Gregg Sanford1, Joshua Posner1, Janet Hedtcke1, Ron Schuler2, and Jon Baldock3. (1) Agronomy Dept., Univ. of WI, 1575 Linden Drive, Madison, WI 53706, (2) Biological Systems Engineering Dept., Univ. of WI, 550 Babcock Drive, Madison, WI 53706, (3) AGSTAT, 6394 Grandview Rd, Verona, WI 53593
Potential compaction from manure spreading equipment is one factor that limits the land grain farmers are willing to make available for applying livestock waste. To study compaction caused by manure spreaders, eight sites were set up in the fall of 2004 and six in 2005. At each site three treatments were compared (manure, farmer’s check w/o manure, and loaded tanker traffic only), and replicated three times. Typical axel weights of the full slurry tankers were 9 to 14 Mg (10 – 15.5 tons). All trials were planted to corn during the 2005 and 2006 growing seasons. Hand held penetrometer readings, taken at the V3 corn stage (approximately seven months after slurry application) showed no increased compaction due to tanker traffic. Results from the 2005 season also showed no significant difference between treatments across the eight environments with a mean corn yield of 11.85 Mg ha-1 (189 bu/a).

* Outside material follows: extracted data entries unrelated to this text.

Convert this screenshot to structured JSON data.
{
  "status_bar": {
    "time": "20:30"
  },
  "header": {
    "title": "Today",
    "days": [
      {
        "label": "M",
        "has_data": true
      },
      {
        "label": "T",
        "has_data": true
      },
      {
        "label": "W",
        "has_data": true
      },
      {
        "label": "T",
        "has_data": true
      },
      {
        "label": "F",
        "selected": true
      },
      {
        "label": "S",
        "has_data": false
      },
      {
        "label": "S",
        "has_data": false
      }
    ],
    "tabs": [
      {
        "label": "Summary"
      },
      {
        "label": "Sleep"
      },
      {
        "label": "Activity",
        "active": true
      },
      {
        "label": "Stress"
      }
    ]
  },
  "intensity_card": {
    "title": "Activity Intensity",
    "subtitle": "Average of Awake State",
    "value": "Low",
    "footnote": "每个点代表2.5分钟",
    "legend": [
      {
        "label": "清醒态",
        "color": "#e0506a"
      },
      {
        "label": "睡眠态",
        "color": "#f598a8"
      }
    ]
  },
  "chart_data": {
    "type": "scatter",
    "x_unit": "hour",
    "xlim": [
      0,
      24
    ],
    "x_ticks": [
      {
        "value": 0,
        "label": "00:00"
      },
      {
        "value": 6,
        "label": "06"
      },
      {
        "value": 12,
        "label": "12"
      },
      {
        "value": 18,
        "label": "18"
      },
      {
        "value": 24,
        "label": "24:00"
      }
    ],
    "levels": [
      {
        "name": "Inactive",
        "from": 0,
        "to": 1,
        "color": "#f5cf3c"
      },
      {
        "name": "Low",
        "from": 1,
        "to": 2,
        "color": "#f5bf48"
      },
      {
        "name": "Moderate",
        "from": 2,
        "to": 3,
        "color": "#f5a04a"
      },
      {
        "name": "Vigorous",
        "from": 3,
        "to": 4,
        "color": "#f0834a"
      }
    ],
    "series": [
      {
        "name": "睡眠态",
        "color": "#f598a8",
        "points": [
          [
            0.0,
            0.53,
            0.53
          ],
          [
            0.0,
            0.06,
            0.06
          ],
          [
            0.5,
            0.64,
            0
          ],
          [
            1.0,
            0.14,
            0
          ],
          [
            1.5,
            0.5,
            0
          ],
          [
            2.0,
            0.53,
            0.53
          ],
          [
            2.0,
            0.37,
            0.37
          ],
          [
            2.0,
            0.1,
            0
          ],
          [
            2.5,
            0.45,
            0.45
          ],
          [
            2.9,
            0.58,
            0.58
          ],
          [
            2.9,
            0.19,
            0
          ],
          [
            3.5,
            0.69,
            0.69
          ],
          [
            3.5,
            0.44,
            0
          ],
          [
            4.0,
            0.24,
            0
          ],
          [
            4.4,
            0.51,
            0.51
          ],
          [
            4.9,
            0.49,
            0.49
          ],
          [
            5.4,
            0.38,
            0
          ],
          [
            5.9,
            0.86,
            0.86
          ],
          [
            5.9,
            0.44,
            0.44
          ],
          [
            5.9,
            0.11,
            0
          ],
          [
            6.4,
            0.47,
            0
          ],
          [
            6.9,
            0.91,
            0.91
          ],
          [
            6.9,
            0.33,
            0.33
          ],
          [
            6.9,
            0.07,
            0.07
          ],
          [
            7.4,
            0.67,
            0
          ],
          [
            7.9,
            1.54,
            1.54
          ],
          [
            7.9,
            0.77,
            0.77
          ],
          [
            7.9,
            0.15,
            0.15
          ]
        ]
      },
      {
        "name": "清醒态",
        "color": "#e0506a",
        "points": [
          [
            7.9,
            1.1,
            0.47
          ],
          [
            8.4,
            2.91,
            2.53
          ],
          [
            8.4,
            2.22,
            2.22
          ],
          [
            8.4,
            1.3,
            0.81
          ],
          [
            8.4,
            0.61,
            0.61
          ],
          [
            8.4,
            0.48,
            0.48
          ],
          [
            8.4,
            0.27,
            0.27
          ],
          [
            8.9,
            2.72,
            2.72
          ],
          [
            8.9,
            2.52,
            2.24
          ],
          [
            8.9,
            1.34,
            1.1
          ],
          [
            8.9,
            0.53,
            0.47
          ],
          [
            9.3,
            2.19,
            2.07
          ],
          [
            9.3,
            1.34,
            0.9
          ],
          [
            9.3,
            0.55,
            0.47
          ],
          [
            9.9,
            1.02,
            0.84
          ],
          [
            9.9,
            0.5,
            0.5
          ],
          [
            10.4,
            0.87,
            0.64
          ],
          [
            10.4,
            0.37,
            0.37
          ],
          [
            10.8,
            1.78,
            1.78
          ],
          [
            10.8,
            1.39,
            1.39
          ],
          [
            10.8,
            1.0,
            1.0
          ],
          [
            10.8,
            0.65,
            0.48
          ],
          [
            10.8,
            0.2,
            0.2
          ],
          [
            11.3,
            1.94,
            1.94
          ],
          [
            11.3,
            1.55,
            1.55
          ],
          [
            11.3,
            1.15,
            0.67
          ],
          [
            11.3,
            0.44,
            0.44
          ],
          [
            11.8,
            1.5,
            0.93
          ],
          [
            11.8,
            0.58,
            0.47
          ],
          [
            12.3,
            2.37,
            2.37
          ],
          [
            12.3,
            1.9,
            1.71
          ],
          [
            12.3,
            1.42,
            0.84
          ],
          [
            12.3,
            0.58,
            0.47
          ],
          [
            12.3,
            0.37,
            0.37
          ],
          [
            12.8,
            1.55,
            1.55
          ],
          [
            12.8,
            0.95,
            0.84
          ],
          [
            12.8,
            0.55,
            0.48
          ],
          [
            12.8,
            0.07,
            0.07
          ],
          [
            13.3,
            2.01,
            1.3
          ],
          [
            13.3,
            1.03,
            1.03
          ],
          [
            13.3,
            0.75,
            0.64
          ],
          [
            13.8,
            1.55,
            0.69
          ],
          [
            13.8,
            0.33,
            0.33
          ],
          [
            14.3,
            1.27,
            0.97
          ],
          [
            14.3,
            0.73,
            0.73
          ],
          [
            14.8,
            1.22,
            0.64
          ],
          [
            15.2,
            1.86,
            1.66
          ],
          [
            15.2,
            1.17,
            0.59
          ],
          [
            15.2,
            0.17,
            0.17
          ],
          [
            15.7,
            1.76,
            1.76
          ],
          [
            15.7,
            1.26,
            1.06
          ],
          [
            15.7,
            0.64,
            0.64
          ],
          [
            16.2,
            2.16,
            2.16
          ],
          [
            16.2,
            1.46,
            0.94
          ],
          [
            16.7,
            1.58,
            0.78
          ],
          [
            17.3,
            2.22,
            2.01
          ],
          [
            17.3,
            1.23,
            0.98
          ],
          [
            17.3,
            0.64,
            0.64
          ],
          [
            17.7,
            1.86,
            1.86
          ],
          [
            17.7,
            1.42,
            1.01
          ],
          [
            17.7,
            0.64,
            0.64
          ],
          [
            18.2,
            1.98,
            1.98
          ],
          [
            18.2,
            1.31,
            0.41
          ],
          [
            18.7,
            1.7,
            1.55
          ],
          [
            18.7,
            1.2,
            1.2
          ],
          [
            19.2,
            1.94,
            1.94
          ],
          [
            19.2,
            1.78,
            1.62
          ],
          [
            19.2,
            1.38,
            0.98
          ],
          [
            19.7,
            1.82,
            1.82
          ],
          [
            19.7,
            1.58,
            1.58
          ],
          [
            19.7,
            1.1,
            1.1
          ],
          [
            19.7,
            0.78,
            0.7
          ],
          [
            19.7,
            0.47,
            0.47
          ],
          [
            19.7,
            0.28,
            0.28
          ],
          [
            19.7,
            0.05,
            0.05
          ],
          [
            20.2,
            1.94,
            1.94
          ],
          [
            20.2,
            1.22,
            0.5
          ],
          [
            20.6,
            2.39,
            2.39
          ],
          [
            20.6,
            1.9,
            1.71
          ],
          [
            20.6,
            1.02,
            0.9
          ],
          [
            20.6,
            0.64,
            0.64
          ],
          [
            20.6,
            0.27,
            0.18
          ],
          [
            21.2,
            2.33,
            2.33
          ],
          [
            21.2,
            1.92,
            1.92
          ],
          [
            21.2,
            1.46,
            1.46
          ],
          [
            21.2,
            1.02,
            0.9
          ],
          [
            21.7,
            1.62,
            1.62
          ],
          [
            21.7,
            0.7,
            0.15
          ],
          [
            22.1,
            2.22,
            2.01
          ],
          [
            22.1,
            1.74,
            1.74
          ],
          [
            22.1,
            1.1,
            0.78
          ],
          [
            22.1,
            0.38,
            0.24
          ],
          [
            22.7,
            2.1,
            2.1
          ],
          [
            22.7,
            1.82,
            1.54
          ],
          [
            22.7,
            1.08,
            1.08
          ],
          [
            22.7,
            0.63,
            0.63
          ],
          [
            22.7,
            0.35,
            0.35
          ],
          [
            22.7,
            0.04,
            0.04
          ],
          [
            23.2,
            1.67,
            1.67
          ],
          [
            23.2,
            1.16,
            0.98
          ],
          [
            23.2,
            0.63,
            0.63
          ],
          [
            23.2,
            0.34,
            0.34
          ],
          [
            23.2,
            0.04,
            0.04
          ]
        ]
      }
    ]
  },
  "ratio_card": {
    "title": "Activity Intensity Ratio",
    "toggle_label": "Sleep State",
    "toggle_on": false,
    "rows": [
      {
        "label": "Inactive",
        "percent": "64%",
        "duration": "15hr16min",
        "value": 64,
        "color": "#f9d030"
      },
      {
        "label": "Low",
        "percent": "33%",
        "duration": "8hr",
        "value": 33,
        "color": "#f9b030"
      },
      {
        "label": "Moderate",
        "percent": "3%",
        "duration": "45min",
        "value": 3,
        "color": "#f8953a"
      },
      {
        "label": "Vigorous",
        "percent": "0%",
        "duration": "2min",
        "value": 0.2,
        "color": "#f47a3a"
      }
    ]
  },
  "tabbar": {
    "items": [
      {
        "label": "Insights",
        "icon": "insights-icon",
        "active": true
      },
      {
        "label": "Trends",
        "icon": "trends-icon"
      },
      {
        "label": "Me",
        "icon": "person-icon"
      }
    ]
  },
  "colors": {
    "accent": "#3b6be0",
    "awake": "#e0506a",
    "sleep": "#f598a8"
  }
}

At an additional site, the impact of multiple passes of heavy slurry equipment was examined. This experiment was set up as an augmented 2 ´ 2 factorial with two levels of traffic (1 or 6 passes with a loaded tanker), two nitrogen sources (manure and commercial fertilizer), and a check. In this case manure was spring applied and penetrometer readings were able to clearly identify the wheel traffic two months after application with in-track yield reductions of 10-15%. Whole plot yields for the 2005 season, however, did not significantly differ between any of the five treatments, with an overall mean of 12.17 Mg ha-1 (194 bu/a). In the first year of field trials, which was drier than normal during manure application, compaction from manure spreaders did not adversely affect corn yields.